On October 22, anti-aircraft battery 291 shot down an Egyptian MiG-21 in the area.

On October 24, 1973, as the war was nearing its end, a large-scale air battle took place over Nachshon Airfield between Egyptian MiG jets attempting to strike the base and Israeli Mirage III fighters. Before the Mirages arrived, the Israeli L/70 anti-aircraft batteries defending the base were given “free fire” authorization. The 40mm and 20mm anti-aircraft guns were readied. Soldiers from Anti-Aircraft Battalion 955, commanded by Major Menashe Gonen, identified four MiG aircraft approaching from the west, but then received a “cease fire” order—Israeli aircraft were in the air. The Mirage jets arrived from the direction of the Great Bitter Lake, and a rapid air battle ensued in which the Israeli planes shot down three MiG-19s within about four minutes. A fourth MiG was seen fleeing westward, but no additional kills were reported. The Israeli aircraft returned eastward.

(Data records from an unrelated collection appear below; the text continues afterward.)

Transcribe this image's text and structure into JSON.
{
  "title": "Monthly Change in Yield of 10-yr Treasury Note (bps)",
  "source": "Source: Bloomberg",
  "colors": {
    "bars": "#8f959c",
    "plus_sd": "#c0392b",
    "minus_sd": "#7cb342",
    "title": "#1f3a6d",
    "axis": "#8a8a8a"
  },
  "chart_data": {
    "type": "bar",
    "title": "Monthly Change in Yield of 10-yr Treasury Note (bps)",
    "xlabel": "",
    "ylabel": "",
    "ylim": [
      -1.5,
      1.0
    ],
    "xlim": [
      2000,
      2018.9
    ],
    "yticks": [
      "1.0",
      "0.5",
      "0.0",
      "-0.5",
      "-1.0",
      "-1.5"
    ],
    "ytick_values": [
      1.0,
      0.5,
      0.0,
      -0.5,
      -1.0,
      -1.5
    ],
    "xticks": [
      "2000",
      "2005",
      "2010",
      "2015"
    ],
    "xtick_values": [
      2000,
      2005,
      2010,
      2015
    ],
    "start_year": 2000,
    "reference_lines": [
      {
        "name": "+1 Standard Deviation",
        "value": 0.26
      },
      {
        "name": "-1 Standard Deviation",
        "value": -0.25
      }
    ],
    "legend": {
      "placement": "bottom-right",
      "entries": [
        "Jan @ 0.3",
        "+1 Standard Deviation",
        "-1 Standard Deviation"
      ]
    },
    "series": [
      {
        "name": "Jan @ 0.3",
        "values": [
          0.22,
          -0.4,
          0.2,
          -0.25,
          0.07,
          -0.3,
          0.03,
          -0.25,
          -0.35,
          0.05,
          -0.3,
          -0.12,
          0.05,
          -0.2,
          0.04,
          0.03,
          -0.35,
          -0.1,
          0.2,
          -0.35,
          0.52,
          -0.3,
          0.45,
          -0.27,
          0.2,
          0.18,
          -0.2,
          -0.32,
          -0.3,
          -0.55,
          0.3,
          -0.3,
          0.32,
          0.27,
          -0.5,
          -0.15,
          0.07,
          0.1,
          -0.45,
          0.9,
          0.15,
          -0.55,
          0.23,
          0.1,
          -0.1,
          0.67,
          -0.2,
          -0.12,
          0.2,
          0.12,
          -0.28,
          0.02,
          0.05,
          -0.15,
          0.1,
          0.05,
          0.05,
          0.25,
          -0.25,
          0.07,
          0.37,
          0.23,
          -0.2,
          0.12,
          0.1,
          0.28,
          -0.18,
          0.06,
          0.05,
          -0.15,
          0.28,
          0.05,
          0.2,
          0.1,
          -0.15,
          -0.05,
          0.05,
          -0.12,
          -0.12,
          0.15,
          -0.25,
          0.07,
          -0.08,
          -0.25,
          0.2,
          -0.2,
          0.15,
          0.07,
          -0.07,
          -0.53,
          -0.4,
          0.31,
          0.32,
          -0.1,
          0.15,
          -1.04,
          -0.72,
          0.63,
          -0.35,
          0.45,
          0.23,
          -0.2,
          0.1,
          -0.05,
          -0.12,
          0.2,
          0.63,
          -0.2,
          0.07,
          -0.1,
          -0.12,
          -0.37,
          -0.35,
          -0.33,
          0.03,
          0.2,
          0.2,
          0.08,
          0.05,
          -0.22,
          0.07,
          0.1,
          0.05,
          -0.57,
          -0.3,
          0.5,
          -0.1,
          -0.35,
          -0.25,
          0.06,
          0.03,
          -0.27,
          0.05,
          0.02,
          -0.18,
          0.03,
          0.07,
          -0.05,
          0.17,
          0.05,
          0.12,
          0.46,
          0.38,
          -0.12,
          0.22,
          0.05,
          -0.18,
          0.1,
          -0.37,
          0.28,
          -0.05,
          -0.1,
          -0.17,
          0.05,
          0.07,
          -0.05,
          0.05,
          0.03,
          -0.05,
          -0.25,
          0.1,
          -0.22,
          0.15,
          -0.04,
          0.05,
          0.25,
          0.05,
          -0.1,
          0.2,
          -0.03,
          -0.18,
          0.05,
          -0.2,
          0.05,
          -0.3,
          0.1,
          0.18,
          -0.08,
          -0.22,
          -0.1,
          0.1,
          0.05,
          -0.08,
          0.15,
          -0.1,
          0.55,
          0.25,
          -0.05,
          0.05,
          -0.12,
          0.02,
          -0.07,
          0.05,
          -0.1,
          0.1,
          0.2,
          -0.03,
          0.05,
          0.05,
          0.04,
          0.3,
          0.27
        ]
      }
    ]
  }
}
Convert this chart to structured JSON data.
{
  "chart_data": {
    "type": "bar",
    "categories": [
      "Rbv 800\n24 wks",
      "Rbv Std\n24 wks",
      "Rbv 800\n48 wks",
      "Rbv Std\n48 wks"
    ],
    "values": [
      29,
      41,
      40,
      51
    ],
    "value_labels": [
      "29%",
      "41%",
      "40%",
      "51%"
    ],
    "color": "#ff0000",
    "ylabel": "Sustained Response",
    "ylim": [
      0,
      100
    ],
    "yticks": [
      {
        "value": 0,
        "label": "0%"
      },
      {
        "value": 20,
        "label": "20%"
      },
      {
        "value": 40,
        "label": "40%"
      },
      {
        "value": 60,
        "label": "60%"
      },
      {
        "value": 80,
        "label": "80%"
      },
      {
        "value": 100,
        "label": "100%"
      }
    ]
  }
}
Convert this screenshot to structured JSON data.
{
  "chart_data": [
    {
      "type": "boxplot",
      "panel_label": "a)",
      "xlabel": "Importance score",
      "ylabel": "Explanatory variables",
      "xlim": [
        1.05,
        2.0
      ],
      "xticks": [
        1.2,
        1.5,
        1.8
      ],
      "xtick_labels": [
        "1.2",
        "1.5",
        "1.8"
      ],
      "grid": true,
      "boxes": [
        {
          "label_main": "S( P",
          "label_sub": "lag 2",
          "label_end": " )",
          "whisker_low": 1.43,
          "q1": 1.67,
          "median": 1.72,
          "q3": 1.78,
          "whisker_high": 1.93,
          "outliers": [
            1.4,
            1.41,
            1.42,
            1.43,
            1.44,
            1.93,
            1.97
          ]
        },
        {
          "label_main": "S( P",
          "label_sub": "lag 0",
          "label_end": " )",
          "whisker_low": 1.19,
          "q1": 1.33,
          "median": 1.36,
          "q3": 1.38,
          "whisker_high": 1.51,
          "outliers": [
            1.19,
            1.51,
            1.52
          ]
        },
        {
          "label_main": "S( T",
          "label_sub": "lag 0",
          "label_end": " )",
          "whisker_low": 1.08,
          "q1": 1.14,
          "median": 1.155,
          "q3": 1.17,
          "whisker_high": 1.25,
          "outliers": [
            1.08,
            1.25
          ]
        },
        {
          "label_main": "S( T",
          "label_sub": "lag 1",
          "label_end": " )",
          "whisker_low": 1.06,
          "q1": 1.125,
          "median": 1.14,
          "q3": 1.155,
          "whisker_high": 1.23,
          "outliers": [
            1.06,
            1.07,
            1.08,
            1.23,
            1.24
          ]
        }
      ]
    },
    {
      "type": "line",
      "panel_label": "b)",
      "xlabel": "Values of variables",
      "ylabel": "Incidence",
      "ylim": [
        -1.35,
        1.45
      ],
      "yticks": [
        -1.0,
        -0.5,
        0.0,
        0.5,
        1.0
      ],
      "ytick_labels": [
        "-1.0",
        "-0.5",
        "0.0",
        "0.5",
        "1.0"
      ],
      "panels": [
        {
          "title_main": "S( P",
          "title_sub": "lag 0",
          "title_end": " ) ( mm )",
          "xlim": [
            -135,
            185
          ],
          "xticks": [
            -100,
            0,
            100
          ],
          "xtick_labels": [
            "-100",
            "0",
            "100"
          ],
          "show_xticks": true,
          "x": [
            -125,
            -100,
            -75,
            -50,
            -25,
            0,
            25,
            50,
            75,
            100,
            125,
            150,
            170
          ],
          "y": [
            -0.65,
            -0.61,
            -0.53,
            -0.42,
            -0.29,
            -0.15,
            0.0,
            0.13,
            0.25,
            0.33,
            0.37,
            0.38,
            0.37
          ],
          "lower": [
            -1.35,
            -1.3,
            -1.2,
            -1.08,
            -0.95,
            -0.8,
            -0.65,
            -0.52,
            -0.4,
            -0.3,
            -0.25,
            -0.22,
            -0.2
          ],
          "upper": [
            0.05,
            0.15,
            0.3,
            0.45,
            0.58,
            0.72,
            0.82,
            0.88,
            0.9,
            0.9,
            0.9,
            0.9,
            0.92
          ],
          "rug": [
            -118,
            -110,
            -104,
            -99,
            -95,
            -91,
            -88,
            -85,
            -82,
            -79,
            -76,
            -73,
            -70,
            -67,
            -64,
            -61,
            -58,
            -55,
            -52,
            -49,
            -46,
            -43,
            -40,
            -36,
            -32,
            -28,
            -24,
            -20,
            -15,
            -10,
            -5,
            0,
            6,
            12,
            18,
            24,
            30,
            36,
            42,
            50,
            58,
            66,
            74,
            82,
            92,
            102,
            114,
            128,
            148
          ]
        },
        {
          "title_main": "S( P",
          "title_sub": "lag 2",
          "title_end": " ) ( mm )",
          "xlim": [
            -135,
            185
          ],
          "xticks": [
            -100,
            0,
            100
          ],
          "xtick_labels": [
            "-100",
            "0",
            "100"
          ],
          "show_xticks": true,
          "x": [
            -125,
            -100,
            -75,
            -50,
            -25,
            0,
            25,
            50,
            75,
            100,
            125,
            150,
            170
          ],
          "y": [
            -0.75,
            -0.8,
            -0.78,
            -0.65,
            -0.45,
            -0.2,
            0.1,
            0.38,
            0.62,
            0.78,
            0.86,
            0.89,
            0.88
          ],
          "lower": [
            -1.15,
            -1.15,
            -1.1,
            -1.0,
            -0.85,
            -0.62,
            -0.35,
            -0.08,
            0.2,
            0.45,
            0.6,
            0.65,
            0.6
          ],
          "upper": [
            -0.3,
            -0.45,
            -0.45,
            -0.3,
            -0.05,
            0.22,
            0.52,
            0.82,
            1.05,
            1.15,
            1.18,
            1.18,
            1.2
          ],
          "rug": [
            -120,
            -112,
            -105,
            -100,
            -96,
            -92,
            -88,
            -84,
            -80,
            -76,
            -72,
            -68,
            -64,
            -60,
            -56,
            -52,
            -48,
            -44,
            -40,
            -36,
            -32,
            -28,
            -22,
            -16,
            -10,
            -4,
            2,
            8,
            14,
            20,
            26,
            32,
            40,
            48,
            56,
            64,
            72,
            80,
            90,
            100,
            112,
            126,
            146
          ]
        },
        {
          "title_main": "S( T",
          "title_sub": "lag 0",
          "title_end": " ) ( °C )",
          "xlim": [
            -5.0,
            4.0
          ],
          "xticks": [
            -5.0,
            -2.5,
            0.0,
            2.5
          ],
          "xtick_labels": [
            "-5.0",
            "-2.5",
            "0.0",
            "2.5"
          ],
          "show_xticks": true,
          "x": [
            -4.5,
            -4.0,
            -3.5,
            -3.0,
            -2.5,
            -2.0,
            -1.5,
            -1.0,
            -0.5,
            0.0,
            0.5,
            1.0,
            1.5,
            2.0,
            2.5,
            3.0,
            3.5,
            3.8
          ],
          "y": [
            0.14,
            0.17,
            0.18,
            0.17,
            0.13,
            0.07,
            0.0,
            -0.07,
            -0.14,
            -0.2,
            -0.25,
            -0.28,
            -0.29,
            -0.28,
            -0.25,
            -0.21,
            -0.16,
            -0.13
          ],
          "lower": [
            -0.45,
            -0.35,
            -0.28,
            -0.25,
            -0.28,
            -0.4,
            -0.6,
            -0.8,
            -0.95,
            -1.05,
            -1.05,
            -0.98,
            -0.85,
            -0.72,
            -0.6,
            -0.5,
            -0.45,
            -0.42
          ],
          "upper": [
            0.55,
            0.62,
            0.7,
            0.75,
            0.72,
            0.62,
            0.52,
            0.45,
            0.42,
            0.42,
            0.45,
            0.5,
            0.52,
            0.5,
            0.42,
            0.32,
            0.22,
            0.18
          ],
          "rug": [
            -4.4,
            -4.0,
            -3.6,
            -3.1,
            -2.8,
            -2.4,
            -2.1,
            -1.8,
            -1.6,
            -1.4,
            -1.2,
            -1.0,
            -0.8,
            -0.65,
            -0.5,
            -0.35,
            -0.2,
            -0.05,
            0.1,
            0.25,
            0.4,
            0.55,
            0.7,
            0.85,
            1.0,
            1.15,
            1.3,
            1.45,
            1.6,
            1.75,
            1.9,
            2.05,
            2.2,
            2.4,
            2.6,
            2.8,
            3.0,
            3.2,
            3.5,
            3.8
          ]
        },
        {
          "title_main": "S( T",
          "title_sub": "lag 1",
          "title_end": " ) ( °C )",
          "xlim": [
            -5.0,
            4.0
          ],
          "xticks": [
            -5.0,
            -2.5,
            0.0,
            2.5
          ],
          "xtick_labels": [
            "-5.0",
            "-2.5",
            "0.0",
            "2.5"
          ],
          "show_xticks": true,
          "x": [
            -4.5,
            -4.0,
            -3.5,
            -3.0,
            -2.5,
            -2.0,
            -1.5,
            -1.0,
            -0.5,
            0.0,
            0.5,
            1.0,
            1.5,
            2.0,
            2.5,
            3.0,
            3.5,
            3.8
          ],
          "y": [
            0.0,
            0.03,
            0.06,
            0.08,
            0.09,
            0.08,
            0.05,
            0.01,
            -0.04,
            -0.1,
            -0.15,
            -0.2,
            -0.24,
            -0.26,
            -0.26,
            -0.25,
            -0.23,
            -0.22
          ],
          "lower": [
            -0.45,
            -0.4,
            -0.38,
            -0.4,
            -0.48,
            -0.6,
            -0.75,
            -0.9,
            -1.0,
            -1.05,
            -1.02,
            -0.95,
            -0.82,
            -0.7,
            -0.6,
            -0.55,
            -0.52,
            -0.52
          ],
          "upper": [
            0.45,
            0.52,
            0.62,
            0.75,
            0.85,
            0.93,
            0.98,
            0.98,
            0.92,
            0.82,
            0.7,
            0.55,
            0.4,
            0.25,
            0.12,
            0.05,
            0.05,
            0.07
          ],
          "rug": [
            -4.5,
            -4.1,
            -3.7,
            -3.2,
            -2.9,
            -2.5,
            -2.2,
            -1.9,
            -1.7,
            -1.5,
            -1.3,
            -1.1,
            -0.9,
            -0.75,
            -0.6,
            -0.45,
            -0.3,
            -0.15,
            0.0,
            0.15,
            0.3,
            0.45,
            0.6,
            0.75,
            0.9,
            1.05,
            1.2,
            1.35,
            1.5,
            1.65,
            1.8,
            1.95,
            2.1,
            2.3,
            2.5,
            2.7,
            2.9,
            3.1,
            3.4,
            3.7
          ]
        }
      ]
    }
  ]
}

The base played a significant role in the IDF’s operations on the western side of the Suez Canal, reducing the need for overland transport along the congested routes of Sinai. The airfield was used for medical evacuations, supply transport, reconnaissance and liaison flights, and flying soldiers to and from leave. Following the Israeli-Egyptian disengagement agreement, the base’s operations ceased. The last Israeli Air Force planes left the base on February 19, 1974. The base’s ground facilities were subsequently demolished, and the site was vacated.